Accordingly, we think that intelligible design is an emergent potential of life on this planet. Thus appreciation of emergent design in the evolving universe is an emergent prospect for an intelligible planet in such a universe (where laws of physics may be relatively regional—the ascendent sense of "multiple universes" with anthropic regions). Yes, I tend to find the anthropic perspective plausible (so, too, some leading theoretical physicists in recent years, beyond the dismissal of anthropic hypothesization before the notion of multiple universes came to make sense). Appreciation of emergent design in the knowable universe is a "destiny" of intelligent life, as we are just now (the past few decades) discovering, amid stars much, much older than ours in "Our" galaxy Of the Local Region, that intelligible design is not prior to order but emergent from it (as if a god outside all the universes threw some "marbles" of possible physics and has no idea which relatively Big Bangs led to universalistically-relative intelligent life in some of each's regions—and couldn't care less). So, we evolve toward competence for Contact with the Archive left by other forms of intelligent life who die away and pick up the evolving Archive, contribute to it, die away, and it goes on, like a self-determining cosmic Internet. In the meantime, we make the meaning that we are (spinning tropes like "self-determining cosmic Internet," so reflective of where we are in evolution), as ultimately self-designing form of life (that will spin an interstellar communications netweave?).

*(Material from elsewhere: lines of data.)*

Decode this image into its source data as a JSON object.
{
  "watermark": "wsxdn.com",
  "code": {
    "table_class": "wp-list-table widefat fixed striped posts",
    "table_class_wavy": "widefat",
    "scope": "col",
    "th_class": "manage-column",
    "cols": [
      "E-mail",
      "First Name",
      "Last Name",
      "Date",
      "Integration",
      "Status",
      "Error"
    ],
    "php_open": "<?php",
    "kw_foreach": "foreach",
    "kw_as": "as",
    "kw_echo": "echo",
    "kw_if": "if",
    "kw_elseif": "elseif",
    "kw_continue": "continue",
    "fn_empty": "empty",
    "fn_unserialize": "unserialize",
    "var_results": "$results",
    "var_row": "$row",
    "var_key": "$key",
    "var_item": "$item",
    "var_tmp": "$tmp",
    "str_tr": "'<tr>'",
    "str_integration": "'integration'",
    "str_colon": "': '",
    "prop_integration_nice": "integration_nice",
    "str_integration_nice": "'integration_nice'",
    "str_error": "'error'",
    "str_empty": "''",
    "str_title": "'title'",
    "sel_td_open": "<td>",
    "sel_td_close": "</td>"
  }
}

We die away and leave archives. Life goes on, forgetting, retrieving, building, dwelling, thinking.


Oct. 15

9:50 PM: Just back from my usual, rather strenuous evening trek, in light of having finished (about 30 minutes ago) revising the second half of Habermas' essay.

What can I say briefly? That it's a much better essay now than it was? Yes. I can say that the beautiful kindredness of collaborative thinking is elating to recall—not involving overt critique (except tacitly as revision), rather being an improvement?, a deepening?, an enriching of his case, much beyond his own, now our better case for a philosophical cognitive science that is evolutionarily embedded—a case, I hope, he would enjoy.


[March 29, 2009: Oct. 2006, this posting was based on the copy of the essay presented by Habermas at a NYU symposium. That text was published in 2007. The above discussion was slightly revised and links updated, in view of the 2007 publication.]